As Japan's economy worsened, the government has grown increasingly reluctant to approve marginal drugs. Also, as global companies developed new classes of highly effective drugs, such as the statins to lower cholesterol levels, the gap with Japan's minimally useful medicines grew too wide to ignore.
Demanding Access
Patients have picked up on these advances and increasingly are demanding that they get quick access to drugs. In 1998, for example, many Japanese began ordering Viagra over the Internet. Pfizer, the maker of the impotence pill, took advantage of Japan's new rules and sought marketing approval using U.S. data. The government approved it with unprecedented speed, in just six months.
Mari Goto, an ophthalmologist in Tokyo, says patients today also insist on evidence that their treatment is working. She often prescribes Xalatan, a glaucoma medication made by Pharmacia, because it produces a clear reduction in the fluid pressure on the eyes. "Things have changed," she says. "Patients study a lot, so we have to study a lot."
Japanese cancer patients recently have become a political force, meeting frequently with government leaders to push for quick approval of overseas drugs. One of their biggest successes came last June, when the government approved Iressa, the AstraZeneca cancer drug, just 5½ months after AstraZeneca submitted its application. Japanese doctors have prescribed it for more than 10,000 patients, including Ms. Okuguchi, the mother of two.
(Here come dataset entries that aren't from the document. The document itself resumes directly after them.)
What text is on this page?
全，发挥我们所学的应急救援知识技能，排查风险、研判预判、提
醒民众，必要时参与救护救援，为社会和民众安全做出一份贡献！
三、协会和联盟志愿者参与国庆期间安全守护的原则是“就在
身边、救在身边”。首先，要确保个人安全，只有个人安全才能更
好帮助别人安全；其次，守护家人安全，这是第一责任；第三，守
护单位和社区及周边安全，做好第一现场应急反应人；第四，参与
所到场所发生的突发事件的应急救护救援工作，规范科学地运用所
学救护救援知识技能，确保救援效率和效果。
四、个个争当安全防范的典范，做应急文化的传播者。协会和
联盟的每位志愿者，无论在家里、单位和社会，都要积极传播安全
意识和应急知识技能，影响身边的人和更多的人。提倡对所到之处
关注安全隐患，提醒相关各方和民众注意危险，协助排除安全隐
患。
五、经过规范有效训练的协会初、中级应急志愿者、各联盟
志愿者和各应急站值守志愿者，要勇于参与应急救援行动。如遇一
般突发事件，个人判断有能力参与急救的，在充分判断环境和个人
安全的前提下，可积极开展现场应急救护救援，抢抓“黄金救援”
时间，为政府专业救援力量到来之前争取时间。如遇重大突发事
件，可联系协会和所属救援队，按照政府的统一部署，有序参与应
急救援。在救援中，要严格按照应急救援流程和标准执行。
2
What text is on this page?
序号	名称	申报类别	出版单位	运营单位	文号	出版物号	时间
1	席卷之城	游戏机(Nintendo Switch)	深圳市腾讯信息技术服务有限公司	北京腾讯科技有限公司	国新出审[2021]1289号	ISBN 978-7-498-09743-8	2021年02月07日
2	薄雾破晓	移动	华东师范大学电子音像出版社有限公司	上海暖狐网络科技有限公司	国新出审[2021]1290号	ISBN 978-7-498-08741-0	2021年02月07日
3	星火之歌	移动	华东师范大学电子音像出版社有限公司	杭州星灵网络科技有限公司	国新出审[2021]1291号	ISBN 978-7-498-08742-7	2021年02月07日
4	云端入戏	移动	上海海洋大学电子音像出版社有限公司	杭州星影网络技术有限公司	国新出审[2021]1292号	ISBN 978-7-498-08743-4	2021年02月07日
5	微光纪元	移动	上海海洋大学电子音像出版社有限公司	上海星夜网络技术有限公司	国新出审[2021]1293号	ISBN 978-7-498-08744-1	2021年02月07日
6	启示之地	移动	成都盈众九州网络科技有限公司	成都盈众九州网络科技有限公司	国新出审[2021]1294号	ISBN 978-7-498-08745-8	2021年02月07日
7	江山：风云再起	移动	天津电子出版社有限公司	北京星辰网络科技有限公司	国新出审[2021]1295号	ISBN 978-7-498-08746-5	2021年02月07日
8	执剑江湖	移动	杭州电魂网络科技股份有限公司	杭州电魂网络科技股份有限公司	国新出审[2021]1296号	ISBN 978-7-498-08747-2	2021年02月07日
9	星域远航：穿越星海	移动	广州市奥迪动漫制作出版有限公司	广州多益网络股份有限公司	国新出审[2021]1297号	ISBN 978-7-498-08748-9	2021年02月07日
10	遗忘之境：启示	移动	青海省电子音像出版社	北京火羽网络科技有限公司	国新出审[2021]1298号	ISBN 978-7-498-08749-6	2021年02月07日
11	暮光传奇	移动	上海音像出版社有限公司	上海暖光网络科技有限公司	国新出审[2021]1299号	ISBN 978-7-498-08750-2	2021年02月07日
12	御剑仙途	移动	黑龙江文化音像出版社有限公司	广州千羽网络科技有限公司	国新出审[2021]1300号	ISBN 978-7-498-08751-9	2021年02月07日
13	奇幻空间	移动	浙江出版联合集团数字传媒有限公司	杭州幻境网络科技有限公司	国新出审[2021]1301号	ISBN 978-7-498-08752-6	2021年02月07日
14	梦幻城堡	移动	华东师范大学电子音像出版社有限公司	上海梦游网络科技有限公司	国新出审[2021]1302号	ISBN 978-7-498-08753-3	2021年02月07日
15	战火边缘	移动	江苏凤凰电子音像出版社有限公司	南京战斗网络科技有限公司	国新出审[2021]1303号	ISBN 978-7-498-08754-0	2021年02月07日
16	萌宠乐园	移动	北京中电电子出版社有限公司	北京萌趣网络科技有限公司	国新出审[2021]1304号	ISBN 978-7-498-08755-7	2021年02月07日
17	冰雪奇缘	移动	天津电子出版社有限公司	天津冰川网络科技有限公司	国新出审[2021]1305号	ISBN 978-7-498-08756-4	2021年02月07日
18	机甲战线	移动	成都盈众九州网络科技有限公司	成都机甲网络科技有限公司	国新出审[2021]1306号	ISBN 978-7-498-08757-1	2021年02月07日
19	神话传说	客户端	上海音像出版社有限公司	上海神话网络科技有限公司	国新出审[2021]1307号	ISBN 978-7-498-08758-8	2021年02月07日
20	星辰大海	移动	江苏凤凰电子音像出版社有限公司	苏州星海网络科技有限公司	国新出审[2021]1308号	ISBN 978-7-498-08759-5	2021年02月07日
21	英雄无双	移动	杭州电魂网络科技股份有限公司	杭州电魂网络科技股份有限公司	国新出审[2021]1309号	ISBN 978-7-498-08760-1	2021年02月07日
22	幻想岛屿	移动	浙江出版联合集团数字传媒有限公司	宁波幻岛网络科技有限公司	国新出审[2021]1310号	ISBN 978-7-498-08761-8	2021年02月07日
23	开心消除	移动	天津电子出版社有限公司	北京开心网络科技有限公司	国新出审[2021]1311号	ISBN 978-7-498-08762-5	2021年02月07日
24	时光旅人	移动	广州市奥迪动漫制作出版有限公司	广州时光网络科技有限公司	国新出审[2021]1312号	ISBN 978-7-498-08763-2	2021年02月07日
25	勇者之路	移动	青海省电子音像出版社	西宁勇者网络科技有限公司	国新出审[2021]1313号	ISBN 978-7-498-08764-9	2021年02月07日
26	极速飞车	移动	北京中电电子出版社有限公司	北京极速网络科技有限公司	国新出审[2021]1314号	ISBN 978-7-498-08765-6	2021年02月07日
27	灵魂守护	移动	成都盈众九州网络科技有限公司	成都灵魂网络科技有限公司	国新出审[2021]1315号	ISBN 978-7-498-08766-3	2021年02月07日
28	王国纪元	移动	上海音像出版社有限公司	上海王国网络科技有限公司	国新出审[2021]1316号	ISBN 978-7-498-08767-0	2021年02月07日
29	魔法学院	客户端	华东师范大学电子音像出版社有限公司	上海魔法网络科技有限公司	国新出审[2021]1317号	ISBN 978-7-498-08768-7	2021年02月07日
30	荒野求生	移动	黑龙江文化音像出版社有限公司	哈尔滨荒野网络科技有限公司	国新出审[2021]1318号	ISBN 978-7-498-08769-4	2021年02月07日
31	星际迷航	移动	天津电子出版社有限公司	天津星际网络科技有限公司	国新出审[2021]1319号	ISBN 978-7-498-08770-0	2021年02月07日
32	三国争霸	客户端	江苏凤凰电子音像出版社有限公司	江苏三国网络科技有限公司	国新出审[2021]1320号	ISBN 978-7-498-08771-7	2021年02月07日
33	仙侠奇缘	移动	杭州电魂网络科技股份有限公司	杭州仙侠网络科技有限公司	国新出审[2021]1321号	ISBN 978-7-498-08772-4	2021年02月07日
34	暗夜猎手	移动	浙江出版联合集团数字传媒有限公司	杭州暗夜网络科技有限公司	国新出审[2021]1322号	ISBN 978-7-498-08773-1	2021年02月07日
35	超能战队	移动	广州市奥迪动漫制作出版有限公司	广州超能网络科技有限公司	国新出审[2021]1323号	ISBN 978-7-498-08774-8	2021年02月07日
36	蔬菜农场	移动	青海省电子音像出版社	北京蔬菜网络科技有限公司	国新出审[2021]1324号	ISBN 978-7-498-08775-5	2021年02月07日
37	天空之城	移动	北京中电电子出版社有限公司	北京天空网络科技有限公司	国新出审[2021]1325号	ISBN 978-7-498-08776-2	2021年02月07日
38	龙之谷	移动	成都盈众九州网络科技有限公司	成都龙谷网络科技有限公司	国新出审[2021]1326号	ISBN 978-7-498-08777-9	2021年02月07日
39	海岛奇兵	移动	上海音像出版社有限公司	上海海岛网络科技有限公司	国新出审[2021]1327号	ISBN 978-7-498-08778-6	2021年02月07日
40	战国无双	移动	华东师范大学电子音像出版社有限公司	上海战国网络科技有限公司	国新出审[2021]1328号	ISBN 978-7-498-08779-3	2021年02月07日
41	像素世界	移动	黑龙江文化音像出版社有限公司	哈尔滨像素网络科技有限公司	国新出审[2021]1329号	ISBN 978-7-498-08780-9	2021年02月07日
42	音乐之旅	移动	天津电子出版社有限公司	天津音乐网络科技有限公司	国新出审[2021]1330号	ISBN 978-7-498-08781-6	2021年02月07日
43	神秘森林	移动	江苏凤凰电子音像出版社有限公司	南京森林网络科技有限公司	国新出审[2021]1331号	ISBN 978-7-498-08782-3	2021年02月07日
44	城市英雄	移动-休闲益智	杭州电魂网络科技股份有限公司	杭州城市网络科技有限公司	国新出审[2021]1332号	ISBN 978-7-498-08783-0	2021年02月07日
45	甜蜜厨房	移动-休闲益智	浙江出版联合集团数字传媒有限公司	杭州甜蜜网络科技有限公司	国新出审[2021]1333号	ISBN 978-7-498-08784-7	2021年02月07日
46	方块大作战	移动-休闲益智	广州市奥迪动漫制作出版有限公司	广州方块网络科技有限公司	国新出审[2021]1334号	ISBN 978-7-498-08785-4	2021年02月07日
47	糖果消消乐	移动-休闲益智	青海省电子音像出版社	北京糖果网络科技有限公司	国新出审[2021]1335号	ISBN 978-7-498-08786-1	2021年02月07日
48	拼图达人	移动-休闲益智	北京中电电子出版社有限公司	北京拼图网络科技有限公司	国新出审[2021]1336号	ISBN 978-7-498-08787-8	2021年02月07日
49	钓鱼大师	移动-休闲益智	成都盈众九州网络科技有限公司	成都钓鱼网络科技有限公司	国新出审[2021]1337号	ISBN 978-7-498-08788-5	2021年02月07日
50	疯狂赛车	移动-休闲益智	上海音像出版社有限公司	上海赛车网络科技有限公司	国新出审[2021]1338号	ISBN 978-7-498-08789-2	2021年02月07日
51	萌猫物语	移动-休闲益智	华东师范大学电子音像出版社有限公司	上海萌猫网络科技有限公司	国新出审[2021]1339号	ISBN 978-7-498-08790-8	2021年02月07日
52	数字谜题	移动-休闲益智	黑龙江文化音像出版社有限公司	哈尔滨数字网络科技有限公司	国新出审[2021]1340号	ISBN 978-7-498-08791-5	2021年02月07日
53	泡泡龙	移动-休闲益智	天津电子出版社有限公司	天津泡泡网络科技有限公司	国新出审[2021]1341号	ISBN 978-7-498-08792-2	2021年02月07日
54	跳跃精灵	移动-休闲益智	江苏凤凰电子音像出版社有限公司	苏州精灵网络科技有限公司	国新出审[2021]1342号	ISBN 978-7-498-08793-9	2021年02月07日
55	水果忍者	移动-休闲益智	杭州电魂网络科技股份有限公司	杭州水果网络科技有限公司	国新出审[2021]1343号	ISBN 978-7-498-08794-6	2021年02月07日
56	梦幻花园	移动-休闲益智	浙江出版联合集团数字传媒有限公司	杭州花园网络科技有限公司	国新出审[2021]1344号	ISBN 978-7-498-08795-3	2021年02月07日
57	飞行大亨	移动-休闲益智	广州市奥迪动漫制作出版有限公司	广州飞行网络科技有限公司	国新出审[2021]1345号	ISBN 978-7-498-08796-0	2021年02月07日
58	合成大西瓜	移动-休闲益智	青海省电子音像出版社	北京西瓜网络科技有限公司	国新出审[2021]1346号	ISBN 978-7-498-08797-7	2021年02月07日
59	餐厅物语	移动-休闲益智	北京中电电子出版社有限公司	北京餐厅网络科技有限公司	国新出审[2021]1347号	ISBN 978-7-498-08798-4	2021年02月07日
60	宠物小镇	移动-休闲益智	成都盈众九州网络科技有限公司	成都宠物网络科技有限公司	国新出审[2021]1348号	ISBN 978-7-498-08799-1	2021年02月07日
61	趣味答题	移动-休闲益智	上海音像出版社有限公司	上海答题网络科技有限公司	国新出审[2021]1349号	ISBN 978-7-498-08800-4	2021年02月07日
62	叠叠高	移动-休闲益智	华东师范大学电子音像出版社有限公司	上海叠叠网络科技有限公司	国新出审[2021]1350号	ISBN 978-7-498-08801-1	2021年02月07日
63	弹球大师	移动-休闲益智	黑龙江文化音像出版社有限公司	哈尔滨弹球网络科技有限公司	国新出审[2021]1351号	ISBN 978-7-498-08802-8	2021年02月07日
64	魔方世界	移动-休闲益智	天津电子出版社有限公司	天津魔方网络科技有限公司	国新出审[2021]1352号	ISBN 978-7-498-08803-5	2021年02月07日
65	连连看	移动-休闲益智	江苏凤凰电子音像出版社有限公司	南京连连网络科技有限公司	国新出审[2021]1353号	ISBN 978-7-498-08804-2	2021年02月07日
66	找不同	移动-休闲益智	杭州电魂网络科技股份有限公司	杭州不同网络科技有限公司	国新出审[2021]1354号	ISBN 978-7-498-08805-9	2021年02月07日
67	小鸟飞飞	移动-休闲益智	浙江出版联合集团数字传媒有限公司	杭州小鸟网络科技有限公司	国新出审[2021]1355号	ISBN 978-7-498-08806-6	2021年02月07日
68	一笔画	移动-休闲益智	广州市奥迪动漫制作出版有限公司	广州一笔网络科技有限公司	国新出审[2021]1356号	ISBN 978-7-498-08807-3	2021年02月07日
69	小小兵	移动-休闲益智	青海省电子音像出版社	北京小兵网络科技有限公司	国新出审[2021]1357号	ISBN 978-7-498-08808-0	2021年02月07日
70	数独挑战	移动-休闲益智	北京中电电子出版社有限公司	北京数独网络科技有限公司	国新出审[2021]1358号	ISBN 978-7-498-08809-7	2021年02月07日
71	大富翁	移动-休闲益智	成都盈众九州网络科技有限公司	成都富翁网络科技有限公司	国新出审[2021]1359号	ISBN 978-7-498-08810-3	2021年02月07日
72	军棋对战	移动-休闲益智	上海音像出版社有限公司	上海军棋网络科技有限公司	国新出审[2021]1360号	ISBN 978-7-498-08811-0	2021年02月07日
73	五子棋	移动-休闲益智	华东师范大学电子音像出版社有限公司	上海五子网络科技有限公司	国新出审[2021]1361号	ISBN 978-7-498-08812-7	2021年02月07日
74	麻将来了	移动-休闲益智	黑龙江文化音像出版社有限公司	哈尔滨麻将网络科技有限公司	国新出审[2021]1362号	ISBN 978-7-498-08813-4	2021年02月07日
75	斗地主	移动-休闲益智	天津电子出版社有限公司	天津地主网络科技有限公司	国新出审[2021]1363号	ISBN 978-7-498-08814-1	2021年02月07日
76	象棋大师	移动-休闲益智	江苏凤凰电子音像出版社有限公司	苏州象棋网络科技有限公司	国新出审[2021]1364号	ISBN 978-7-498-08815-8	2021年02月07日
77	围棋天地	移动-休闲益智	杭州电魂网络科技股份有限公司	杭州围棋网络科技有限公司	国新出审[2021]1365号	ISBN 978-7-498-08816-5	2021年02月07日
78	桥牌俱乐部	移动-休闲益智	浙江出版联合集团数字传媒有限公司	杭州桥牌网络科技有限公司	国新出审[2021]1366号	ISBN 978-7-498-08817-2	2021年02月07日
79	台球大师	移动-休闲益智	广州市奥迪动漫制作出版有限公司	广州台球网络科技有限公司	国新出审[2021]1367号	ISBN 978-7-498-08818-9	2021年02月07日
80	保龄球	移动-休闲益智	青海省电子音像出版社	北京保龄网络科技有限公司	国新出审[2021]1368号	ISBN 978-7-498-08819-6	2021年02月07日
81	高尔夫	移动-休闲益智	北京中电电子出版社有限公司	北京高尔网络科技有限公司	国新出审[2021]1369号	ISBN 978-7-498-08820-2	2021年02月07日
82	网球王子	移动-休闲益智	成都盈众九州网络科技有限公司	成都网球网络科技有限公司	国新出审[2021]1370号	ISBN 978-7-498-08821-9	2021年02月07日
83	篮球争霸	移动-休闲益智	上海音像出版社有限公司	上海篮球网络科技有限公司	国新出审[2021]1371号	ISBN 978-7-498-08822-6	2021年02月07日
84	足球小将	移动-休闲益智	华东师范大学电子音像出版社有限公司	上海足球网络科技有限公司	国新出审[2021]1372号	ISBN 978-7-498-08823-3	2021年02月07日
The quick approval of Iressa underscores the Japanese government's change of emphasis from backing only drugs that are safe. The cancer drug can be dangerous: It's already suspected of being linked to the deaths of 39 Japanese patients who caught pneumonia. But for some people with little other hope, it can be a miracle. (AstraZeneca says it's working to reduce the potential danger by stepping up guidance to doctors not to administer Iressa to patients with severe respiratory problems.) The U.S. Food and Drug Administration is still weighing whether to approve Iressa. The drug is available to some American patients under a "compassionate use" program.
"For many years people said, 'The Japanese treat diseases differently.' But that isn't true any more," says Mr. Humer, the Roche CEO. "They're much more closely aligned with Western medicine than they were 30 or 40 years ago."